People should check the price of any service before agreeing to have the work done to ensure they are happy with the price, says Consumer New Zealand chief executive Sue Chetwin.
She is giving the warning after a Japanese student living in Rotorua paid $420 to get her hair coloured and highlighted at a Rotorua salon. She was expecting to pay less than $200. However, the hairdresser says she did the best job she could and the price charged was a discounted rate.
Last week 21-year-old Ami Taguchi, who has limited English, went to Dancing Scissors on Tutanekai St to have highlights put in and her hair darkened. She didn't ask how much it would cost as she could see prices displayed on the wall.
Miss Taguchi said she was not told how much it would cost before the work was done but was expecting to pay about $150 for what she wanted.
She said she had something similar done at another salon in Rotorua and it only cost her $85 with more foils done on that occasion. She ended up paying $420 for what she said was 10 highlights (foils) and having a dark brown colour put through her hair which falls to midway down her arm.
Miss Taguchi was told the price after she'd had her hair done and asked the hairdresser and salon owner Shaz Safarzadegan why it was so expensive.
Miss Taguchi asked her for a breakdown of what had been done to her hair which she was given but there were no individual costs given for each process.
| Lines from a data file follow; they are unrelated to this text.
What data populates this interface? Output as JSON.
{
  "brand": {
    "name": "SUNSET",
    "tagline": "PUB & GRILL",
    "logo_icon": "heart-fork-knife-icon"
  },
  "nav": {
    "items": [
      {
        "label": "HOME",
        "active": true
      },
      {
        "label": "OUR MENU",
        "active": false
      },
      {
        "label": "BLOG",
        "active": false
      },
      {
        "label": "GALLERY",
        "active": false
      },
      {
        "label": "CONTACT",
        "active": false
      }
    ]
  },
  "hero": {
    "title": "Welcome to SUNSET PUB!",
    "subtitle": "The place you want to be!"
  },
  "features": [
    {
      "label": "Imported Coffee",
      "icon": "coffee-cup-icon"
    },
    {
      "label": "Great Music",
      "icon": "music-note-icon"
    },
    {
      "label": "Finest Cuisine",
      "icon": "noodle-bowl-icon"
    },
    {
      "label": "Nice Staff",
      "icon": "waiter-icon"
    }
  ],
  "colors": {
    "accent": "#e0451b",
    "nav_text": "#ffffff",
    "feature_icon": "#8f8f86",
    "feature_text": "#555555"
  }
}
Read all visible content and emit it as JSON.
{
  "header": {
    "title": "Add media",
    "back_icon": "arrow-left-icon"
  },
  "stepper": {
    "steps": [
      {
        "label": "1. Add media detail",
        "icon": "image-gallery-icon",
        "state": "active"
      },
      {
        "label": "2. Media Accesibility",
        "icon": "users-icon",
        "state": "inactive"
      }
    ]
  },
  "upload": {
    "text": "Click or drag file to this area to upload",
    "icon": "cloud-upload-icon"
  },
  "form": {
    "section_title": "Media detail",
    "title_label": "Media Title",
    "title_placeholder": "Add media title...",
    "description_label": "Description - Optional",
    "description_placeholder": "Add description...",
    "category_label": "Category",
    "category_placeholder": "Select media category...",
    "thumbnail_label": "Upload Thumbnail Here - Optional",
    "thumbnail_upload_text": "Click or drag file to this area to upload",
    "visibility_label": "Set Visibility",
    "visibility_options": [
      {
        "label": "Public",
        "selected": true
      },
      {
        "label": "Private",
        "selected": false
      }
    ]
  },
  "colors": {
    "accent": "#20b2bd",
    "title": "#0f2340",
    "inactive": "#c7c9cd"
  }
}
She told The Daily Post she was happy with the work but not the price.
Miss Taguchi's friend, Rotorua's Bronwyn Mora, went with her sister and Miss Taguchi to the salon and asked Ms Safarzadegan to itemise the cost of each part of the work. Mrs Mora asked that Miss Taguchi get back half of what was paid.
However, Ms Safarzadegan told The Daily Post the colour and highlights took two and a half hours, which was a long time.
She said Ms Taguchi's hair was thick, long, and in bad condition, with a three-inch regrowth. Her work included covering the unwanted previous highlights, highlighting parts of the hair, colouring the regrowth, then colouring the hair before blow-waving. She said Ms Taguchi had more than 10 foils, although she did not know exactly how many. She priced it at $560.
"I did my best for this client, as I would do for any of my clients, and charged a discounted package of $420."
Ms Safarzadegan said in hindsight she wished she had told Ms Taguchi the price at the start. However, Ms Safarzadegan said another staffer initially saw Ms Taguchi and by the time she started the highlights and colour Ms Taguchi was in the chair and had a cape on. Ms Taguchi had not asked the cost. As a gesture of goodwill, Ms Safarzadegan said she was prepared to give Ms Taguchi $100 off the cost of her next set of highlights or colour.
Salon St Bruno, which caters for the higher end of the market in Rotorua, would charge between $181 and $350 depending on how damaged the hair was, said owner Hilda Dufty.
Owner of The Salon, Beverley Wheeler, said she would charge $170 at the most for the work.
Ms Chetwin said the price seemed expensive for a hairstyle in Rotorua when salons were not paying the rents charged in Auckland or Wellington.
People should ask the cost of service before the service was undertaken, she said. "It's a hell of a lot of money ... It's a very expensive lesson."